Maroon Bells Wilderness - Days 1 and 2
Diane and I went hiking in Maroon Bells Wilderness, near Aspen in Colorado. The area is known as one of the most beautiful in the United States, although also relatively crowded. We went for 7 days and covered a huge amount of elevation gain. Nearly the entire hike was more than 3000m above sea level, which made the trip pretty tough.
On Friday evening we flew to Denver, where we stayed in a hotel. The next morning we met up with one of Diane's college friends who lived nearby and had kindly offered to drive us most of the way (Thank you, Garrick!). We had also had our bear spray and gas canisters delivered to him, so we would avoid an endless search across all the outdoor stores in the area, like last year's hike. We drove through many nice valleys. The landscape was much drier than I had expected and looked mostly like a relatively green desert. In a place called Glenwood Springs, we said goodbye and hopped on a bus that would bring us closer to the trailhead. We arrived at a ski town, where we ate some fruit as the last fresh food before the hike. We were 'only' at 2500m above sea level, but already noticed the effects of the high elevation.
We sent a final message home and started heading into the Wilderness. I had planned a pretty ambitious hike, with several optional shortcuts. We carried enough food to last us 7 days and would adjust our route as we went along.
To get to the actual trailhead we had to climb and descend a large hill, which took about 1.5 hours. There was a parking lot at the trailhead and as soon as we arrived, a worried elderly woman came up to us. Apparently her husband was still on the trail and wasn't feeling well. She had rushed ahead with her disabled son to get some water. As we would likely be faster, she asked us to go ahead and bring it to 'Dave in the red shirt'.

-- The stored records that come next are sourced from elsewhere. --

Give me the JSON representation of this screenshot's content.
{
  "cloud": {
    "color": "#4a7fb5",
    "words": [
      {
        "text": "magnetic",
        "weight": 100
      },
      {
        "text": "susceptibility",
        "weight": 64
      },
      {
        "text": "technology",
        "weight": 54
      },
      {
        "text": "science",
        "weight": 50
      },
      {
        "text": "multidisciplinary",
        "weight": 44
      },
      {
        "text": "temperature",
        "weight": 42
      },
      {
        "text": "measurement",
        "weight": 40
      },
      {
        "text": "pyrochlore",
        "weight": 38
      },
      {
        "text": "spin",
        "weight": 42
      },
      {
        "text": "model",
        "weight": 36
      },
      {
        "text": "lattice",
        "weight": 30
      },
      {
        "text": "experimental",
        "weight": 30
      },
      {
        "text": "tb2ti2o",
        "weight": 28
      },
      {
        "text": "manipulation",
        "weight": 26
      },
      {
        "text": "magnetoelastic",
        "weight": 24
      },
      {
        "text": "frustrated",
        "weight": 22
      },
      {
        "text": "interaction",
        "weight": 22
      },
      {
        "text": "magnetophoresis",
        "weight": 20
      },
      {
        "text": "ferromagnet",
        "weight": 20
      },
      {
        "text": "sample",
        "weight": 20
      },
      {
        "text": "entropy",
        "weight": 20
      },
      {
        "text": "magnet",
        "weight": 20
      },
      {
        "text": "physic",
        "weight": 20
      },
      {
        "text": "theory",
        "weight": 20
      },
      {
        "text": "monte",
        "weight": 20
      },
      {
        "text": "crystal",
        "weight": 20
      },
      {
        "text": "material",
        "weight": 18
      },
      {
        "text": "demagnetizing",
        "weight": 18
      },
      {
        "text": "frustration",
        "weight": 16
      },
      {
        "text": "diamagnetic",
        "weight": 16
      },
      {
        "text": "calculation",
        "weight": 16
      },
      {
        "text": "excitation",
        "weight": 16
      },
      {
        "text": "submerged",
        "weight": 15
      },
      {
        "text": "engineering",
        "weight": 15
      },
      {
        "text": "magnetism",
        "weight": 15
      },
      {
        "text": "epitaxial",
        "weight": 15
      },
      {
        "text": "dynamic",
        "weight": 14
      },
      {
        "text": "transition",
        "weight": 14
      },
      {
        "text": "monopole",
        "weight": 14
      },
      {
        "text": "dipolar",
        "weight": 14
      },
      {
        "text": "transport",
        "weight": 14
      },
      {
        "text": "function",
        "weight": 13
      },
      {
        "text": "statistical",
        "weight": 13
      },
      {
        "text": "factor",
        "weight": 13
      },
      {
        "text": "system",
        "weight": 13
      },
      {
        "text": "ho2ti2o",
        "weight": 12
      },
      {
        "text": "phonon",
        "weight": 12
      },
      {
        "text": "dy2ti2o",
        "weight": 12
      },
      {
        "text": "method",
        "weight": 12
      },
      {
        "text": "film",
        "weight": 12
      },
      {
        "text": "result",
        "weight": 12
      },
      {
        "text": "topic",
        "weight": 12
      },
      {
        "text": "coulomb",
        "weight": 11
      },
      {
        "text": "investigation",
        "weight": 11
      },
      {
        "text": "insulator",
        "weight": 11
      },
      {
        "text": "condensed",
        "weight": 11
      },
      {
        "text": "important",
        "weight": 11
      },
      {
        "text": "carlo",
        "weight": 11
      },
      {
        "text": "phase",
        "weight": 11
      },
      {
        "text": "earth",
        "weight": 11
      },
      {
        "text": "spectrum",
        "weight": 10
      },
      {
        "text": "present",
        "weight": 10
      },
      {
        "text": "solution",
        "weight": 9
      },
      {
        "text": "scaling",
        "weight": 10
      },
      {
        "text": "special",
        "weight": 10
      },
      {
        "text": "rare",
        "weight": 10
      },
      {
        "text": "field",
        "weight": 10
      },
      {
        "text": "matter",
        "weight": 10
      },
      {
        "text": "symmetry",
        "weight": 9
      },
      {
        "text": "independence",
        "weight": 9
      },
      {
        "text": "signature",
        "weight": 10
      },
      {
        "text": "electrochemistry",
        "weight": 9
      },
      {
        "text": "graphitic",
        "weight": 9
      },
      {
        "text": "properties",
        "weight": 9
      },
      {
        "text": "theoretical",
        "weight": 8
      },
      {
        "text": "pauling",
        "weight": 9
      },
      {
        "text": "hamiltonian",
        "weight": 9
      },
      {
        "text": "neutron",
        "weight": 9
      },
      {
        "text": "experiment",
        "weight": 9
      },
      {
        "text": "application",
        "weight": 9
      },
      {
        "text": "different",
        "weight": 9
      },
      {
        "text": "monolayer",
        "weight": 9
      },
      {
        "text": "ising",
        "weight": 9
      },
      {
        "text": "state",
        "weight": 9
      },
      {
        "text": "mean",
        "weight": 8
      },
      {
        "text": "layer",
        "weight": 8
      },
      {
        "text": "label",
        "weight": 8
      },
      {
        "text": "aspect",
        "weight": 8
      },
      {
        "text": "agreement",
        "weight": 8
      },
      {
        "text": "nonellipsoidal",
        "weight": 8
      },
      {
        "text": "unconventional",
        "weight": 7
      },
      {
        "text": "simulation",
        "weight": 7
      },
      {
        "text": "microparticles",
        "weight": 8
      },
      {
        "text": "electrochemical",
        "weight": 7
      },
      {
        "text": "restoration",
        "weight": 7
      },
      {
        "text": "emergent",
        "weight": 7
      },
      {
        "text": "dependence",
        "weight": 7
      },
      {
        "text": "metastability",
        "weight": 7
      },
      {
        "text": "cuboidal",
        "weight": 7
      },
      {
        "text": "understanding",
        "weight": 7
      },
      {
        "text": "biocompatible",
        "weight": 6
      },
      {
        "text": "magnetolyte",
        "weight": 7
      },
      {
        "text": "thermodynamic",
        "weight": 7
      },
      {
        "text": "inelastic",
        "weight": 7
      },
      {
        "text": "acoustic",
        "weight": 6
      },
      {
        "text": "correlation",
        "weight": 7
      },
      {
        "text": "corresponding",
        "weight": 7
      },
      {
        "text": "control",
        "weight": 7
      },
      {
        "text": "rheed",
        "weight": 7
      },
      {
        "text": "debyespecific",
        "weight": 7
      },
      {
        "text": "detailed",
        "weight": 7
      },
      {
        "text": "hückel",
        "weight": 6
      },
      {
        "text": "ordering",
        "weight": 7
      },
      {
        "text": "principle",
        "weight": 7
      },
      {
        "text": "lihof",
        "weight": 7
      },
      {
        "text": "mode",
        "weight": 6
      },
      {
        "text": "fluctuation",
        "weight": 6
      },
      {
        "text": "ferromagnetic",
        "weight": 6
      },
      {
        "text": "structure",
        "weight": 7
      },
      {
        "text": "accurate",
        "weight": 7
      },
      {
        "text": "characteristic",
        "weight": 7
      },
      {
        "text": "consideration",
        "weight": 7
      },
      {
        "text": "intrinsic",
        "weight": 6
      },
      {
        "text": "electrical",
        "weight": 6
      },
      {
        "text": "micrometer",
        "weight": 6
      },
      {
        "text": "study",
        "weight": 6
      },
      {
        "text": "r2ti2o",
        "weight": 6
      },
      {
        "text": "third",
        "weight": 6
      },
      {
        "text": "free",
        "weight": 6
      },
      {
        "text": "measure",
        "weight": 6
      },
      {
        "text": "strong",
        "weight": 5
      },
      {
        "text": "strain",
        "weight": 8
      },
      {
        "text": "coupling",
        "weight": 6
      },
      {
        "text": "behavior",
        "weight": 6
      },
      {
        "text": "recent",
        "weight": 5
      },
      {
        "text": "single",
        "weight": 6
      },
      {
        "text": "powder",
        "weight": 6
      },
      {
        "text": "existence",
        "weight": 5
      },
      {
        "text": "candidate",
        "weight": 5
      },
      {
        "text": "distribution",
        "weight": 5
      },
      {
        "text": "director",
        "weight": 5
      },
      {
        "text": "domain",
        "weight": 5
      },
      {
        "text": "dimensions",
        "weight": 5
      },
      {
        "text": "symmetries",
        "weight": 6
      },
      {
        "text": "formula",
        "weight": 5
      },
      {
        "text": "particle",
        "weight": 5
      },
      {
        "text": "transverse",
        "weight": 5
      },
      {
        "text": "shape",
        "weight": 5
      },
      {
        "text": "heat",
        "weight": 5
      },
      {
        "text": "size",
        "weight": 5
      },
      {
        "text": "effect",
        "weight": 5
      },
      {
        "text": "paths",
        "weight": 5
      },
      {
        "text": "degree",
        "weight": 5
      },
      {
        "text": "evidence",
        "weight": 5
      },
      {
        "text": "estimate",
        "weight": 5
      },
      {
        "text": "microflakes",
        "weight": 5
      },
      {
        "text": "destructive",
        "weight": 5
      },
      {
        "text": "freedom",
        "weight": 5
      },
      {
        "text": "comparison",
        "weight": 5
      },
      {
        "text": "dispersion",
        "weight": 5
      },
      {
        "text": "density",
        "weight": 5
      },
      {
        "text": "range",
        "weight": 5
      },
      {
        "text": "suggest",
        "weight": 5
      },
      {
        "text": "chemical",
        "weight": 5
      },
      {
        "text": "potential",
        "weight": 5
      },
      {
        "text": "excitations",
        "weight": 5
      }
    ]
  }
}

We hadn't even started our hike yet and were already on a rescue mission. Fortunately, we caught up with Dave after about 15 minutes, who seemed pretty tired and dehydrated, but not in any serious danger. His wife was only a few minutes behind us so after making sure Dave was doing well, we continued our hike. Soon after we left Dave it started raining. We put on our rain clothes and walked for a good hour before pitching our tent at a campsite. Fortunately the rain had stopped and we had some daylight left to organize ourselves. We had been walking uphill for almost 2 hours and would likely have to do that for the entire next day. Even then we wouldn't be anywhere near the highest point of our hike.